Dr. Ling is a leading authority on traumatic brain injury (TBI). For many years, he was the leading TBI subject matter expert for the Department of Defense. Dr. Ling is a retired U.S. Army colonel and was deployed as a neurointensive care physician to Afghanistan in 2003 and, to Baghdad, Iraq in 2005. He is presently a professor of neurology at the Uniformed Services University of the Health Sciences and is an attending physician in Neuro Critical Care Unit at Johns Hopkins Hospital. And he was the founding Director of the Biological Technologies Office at the Defense Advanced Research Projects Agency (DARPA) where he served for almost 12 years.

Barclay Morrison III, Ph.D.

Dr. Morrison is Professor of Biomedical Engineering at Columbia University, director of the Neurotrauma and Repair Laboratory, and Vice Dean of Undergraduate Programs in the Fu Foundation School of Engineering and Applied Science. Dr. Morrison's research focus is on the biomechanics of traumatic brain injury at the tissue level to better prevent brain injuries, as well as on the biochemical, genomic, and molecular pathways responsible for post-traumatic cell death in the search for novel therapies to better treat brain injuries.

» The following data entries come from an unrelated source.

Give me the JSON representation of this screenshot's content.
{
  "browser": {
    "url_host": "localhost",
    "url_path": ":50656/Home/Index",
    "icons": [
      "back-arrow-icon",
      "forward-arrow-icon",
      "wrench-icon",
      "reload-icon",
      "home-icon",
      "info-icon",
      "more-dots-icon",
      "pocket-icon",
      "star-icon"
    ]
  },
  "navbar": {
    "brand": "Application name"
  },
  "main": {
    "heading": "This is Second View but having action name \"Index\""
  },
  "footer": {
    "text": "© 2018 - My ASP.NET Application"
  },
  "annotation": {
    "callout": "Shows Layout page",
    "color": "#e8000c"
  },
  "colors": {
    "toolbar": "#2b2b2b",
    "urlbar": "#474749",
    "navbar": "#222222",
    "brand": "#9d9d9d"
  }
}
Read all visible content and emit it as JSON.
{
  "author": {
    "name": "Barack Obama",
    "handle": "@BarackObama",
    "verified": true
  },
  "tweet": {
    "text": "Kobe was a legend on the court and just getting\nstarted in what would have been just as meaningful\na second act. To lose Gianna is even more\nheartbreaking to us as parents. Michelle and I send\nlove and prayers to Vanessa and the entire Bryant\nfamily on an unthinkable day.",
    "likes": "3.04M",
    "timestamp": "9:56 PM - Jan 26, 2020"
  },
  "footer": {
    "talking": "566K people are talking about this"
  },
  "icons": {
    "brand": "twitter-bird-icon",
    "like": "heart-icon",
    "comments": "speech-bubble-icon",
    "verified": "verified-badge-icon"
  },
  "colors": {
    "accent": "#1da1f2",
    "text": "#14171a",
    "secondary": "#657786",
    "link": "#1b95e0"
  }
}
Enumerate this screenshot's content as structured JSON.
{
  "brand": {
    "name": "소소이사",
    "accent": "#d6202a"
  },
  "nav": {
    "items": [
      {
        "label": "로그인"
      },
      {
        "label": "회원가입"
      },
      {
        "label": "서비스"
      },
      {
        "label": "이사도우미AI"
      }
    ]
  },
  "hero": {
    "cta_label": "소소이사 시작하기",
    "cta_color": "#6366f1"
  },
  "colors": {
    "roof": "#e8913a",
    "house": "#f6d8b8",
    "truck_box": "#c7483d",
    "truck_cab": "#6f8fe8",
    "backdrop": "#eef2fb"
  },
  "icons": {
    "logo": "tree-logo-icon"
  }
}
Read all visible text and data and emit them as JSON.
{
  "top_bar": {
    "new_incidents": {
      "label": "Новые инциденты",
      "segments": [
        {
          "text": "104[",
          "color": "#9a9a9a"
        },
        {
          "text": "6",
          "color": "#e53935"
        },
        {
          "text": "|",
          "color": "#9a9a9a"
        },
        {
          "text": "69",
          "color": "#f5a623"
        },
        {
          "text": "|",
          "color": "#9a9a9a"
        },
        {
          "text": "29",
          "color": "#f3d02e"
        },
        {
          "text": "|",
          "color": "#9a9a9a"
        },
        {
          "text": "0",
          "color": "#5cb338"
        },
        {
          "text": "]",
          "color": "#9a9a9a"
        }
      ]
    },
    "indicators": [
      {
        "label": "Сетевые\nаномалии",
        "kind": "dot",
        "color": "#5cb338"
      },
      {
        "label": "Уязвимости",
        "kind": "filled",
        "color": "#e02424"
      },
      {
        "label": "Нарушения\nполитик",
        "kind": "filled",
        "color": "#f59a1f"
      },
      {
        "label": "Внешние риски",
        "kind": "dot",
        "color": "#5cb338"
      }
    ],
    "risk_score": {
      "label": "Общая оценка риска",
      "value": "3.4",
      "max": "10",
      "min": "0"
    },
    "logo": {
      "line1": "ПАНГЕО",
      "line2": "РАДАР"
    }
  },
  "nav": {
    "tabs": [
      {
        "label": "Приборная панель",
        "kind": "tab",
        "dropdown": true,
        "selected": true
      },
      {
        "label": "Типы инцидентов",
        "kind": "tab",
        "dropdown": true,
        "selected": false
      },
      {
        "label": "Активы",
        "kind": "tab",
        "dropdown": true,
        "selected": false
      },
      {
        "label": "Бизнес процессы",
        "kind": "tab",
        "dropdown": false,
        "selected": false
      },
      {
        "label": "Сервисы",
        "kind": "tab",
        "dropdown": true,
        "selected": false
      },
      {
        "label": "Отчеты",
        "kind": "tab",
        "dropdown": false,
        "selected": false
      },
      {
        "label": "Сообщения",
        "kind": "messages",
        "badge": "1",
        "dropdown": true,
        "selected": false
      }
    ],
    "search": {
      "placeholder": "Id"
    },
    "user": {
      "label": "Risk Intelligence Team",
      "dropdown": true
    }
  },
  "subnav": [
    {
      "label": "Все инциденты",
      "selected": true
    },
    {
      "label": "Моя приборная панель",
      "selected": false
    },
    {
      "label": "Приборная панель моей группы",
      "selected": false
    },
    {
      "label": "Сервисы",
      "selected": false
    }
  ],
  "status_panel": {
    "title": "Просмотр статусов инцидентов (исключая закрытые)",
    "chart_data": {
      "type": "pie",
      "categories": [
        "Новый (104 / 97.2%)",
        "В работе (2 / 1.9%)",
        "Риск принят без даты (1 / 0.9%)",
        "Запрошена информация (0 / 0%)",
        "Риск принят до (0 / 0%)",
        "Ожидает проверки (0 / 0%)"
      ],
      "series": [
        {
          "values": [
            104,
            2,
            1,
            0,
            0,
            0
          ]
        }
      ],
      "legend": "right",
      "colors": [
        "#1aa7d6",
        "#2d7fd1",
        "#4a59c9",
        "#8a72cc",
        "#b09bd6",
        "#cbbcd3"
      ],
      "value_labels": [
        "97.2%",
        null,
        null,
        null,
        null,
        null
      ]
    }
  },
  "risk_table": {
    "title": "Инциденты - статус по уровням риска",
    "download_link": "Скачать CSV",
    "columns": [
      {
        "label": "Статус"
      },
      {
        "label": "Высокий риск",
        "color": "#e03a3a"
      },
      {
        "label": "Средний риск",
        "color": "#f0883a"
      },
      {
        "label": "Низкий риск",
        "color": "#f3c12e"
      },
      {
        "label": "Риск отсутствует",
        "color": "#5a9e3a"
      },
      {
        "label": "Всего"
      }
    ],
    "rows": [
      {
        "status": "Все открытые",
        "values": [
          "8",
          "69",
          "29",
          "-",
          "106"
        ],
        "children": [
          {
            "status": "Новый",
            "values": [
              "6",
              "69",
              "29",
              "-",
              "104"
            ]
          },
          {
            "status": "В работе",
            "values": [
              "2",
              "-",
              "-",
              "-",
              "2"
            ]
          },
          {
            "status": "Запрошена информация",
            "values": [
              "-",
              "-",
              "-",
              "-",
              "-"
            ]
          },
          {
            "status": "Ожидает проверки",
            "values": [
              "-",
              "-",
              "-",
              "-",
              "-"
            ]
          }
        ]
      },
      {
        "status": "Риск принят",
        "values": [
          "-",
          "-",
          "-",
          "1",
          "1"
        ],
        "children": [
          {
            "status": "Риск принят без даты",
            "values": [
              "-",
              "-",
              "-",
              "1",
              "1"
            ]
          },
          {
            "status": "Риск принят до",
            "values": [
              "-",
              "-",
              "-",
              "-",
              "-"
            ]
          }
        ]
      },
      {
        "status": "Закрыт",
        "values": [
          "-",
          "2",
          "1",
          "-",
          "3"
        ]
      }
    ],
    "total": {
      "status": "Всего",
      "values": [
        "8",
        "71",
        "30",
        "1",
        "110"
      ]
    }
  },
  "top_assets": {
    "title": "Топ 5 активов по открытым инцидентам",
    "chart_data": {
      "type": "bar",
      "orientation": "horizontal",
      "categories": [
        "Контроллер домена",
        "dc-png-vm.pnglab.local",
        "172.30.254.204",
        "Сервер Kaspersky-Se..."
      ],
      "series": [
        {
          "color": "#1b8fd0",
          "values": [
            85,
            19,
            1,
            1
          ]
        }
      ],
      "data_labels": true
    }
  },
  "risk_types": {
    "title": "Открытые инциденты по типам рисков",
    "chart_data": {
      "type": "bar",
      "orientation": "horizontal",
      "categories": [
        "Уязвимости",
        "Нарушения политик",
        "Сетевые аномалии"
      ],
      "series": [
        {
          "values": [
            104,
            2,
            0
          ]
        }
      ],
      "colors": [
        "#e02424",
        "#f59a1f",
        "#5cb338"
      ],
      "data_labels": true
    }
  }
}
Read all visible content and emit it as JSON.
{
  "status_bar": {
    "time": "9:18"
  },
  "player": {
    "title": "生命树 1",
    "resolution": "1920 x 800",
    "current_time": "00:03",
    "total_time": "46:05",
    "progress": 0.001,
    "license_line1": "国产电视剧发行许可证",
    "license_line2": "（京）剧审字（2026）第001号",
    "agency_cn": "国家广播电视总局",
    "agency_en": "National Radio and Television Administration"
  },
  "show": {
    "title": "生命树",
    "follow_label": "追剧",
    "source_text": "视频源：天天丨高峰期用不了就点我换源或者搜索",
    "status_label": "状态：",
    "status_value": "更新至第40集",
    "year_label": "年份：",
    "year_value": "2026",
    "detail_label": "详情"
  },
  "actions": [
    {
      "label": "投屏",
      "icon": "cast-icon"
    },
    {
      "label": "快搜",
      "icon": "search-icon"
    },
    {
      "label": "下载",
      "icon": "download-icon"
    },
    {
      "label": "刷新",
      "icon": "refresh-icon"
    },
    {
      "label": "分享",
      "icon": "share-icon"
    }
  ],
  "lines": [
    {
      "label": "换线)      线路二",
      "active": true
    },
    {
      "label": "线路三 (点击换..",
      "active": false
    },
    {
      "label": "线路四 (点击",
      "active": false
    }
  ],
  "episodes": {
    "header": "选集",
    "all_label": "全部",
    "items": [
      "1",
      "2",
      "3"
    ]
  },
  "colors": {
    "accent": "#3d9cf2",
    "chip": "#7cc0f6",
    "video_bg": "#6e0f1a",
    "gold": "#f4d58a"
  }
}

Alton (Al) Romig, Jr., Ph.D.

Dr. Romig is the executive officer of the National Academy of Engineering. Under Congressional charter, the Academy provides advice to the federal government, when requested, on matters of engineering and technology. He was previously vice president and general manager of Lockheed Martin Aeronautics Company Advanced Development Programs, better known as the Skunk Works®. He spent the majority of his career at Sandia National Laboratories, operated by the Lockheed Martin Corporation, having joined Sandia as a member of the technical staff in 1979 and moved through a succession of R&D management positions leading to his appointment as executive vice president in 2005. He served as deputy laboratories director and chief operating officer until 2010, when he transferred to the Skunk Works. Dr. Romig is a fellow of ASM International, TMS, IEEE, AIAA, and AAAS.

Jeffrey W. Runge, M.D.

Dr. Runge has decades of clinical, research, leadership and administrative experience. Until 2001 he practiced and taught in North Carolina's busiest emergency department and trauma center, while performing research in injury prevention, trauma care, and emergency service delivery. Dr. Runge was also the Department of Homeland Security's (DHS) first Chief Medical Officer, where he led the reorganization of biodefense operations into a new Office of Health Affairs. He then led the National Highway Traffic Safety Administration, where he instituted programs that led to the first absolute declines in U.S. motor vehicle deaths in nearly a decade and the lowest highway fatality rate in history.

The board will work closely with Dr. Kristy Arbogast and Dr. Barry Myers, consultants to the NFL Players Association, who are co-leads on essential elements of the Engineering Roadmap.